Kann ich ein HDMI-Kabel an einen DisplayPort anschließen?

Nicht mit einem einfachen Kabel. Die beiden verwenden unterschiedliche Signalübertragungsstandards. Sie benötigen einen aktiven HDMI-zu-DisplayPort-Konverter (für diese Richtung ist eine Stromversorgung erforderlich) oder einen DisplayPort-zu-HDMI-Adapter für die umgekehrte Richtung.

Unterstützt DisplayPort 2.1 4K bei 240 Hz?

Ja. Die 80 Gbit/s des UHBR20 ermöglichen die Übertragung von unkomprimiertem 4K-Material bei 240 Hz und noch höheren Bildwiederholraten mit Display Stream Compression. Die meisten Monitore können das zwar noch nicht anzeigen, aber die Verbindung ist dafür ausgelegt.

Benötigt mein Mac einen DisplayPort- oder einen HDMI-Anschluss?

Verwenden Sie den Anschluss, den Ihr Monitor unterstützt und der über die Anschlüsse Ihres Macs verfügbar ist. Bei den meisten Macs ist das DisplayPort über Thunderbolt oder USB-C; nutzen Sie HDMI, wenn der Monitor nur über HDMI angeschlossen werden kann oder Sie eARC benötigen.

Welches Kabel brauche ich für 4K und 144 Hz?

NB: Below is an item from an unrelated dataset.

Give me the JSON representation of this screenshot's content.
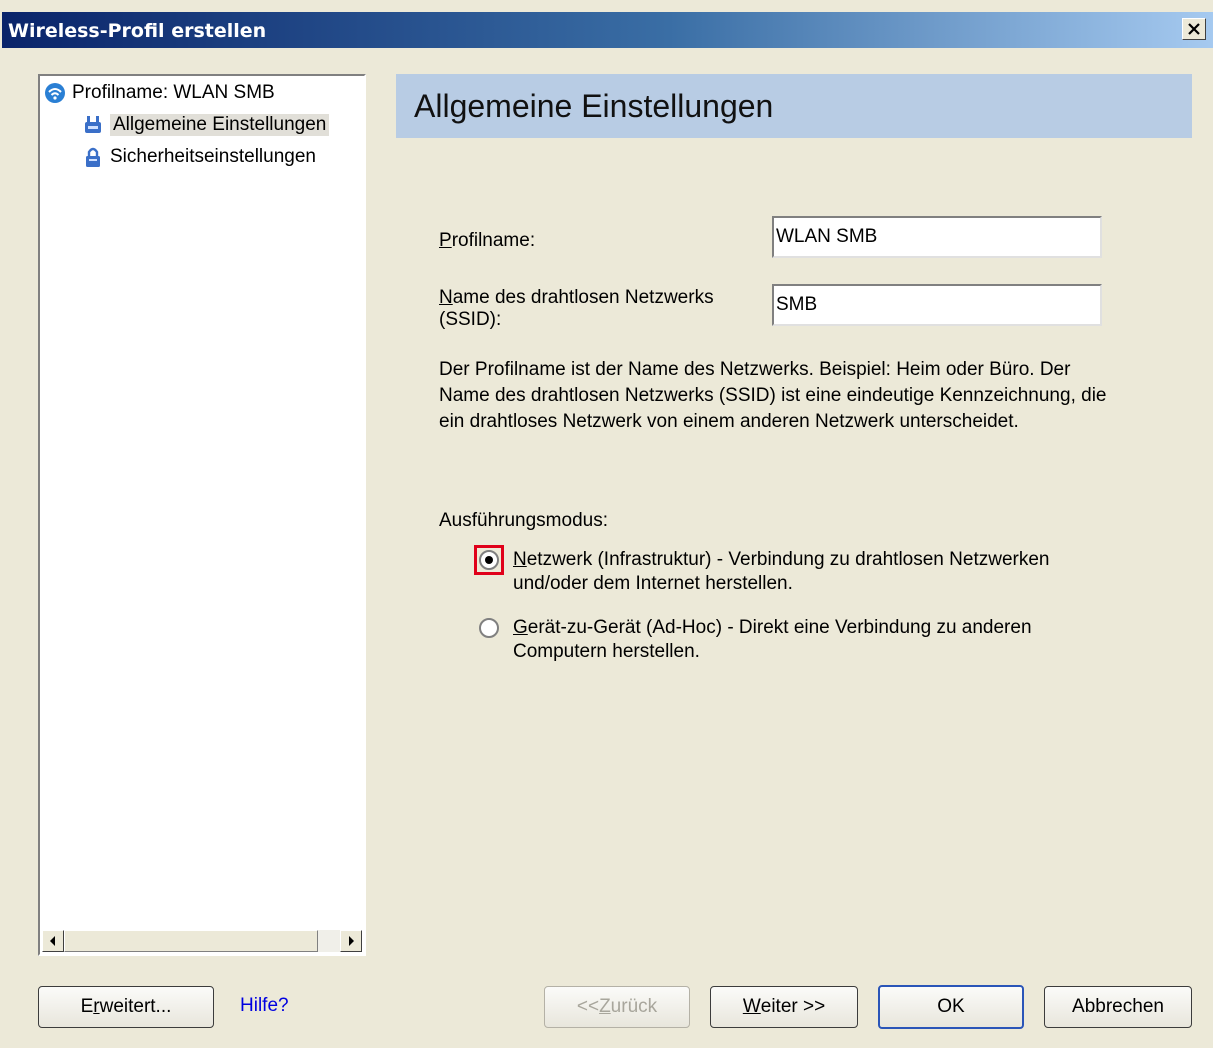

Sowohl DisplayPort 1.4 als auch HDMI 2.1 unterstützen 4K bei 144 Hz. Vergewissern Sie sich, dass beide Enden diese Version unterstützen, und kaufen Sie dann ein zertifiziertes Kabel (DP80 oder Ultra High Speed HDMI).

Das Fazit

Beginnen Sie mit Ihrem Chip. Informieren Sie sich zunächst über die native Bildschirmgrenze Ihres Macs, dann über die Eingänge Ihres Monitors und schließlich über die Anschlüsse des Docks – in dieser Reihenfolge. Wenn Ihr Chip zwei native Bildschirme unterstützt, benötigen Sie lediglich ein FusionDock, das diese sauber weiterleitet; wenn er weniger unterstützt, hilft kein Kabel mehr. Wählen Sie die Kabelversion entsprechend der von Ihnen gewünschten Bildwiederholfrequenz aus, und schon sind Sie startklar.